The protein accumulations are called Lewy bodies, and they also occur in other neurodegenerative diseases, including Lewy body dementia and multiple system atrophy.
“This study,” says lead author Xiaoguang Liu, an assistant professor of neurology at GUMC, “provides novel evidence that USP13 affects development and clearance of Lewy body protein clumps, suggesting that targeting USP13 may be a therapeutic target in Parkinson’s disease and other similar forms of neurodegeneration.”
Parkinson’s disease and Lewy bodies
Parkinson’s disease is a degenerative disorder that chiefly affects movement control. Typical symptoms include tremors, stiffness, and bradykinesia, which is a slowness of movement.
People with Parkinson’s disease may also experience sleep problems, anxiety, depression, constipation, and fatigue.
According to the American Parkinson Disease Association, an estimated 10 million people worldwide are living with Parkinson’s disease. This figure includes around 1 million people in the United States.
The disease mainly presents after the age of 50 years, but there is a rarer form called early-onset Parkinson’s that can develop at a younger age.

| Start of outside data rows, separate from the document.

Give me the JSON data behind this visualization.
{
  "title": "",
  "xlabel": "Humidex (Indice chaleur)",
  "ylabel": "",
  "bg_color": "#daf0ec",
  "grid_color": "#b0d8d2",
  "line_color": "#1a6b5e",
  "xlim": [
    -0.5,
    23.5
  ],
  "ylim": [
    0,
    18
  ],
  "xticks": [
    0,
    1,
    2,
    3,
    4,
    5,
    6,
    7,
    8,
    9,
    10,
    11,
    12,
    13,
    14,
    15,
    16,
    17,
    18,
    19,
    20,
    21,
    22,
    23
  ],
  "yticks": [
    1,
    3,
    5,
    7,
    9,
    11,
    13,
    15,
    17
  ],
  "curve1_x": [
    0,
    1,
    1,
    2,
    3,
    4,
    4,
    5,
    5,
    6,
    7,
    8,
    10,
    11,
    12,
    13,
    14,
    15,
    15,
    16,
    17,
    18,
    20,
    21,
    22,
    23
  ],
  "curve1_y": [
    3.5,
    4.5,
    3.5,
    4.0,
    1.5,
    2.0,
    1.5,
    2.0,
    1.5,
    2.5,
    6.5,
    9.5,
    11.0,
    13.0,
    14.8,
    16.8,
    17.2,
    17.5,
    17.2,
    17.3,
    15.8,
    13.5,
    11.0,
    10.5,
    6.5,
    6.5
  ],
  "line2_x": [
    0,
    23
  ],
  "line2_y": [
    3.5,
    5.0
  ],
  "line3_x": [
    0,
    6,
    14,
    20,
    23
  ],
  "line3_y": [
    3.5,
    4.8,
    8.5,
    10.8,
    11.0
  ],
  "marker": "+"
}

Parkinson’s disease destroys cells in a region of the brain known as the substantia nigra. The nerve cells in this region communicate by releasing a chemical messenger called dopamine. This interaction helps with the “fine tuning” of movement control.
Scientists are not sure exactly what causes the death of dopamine-releasing cells in Parkinson’s disease, but Lewy bodies are high on their list of suspects.
Postmortem exams of people who had Parkinson’s disease have found Lewy bodies in nerve cells, or neurons, of the substantia nigra and other parts of the brain.
A protein called alpha-synuclein is a primary component of these toxic, circular structures. However, the role that this protein plays in the healthy brain is somewhat unclear.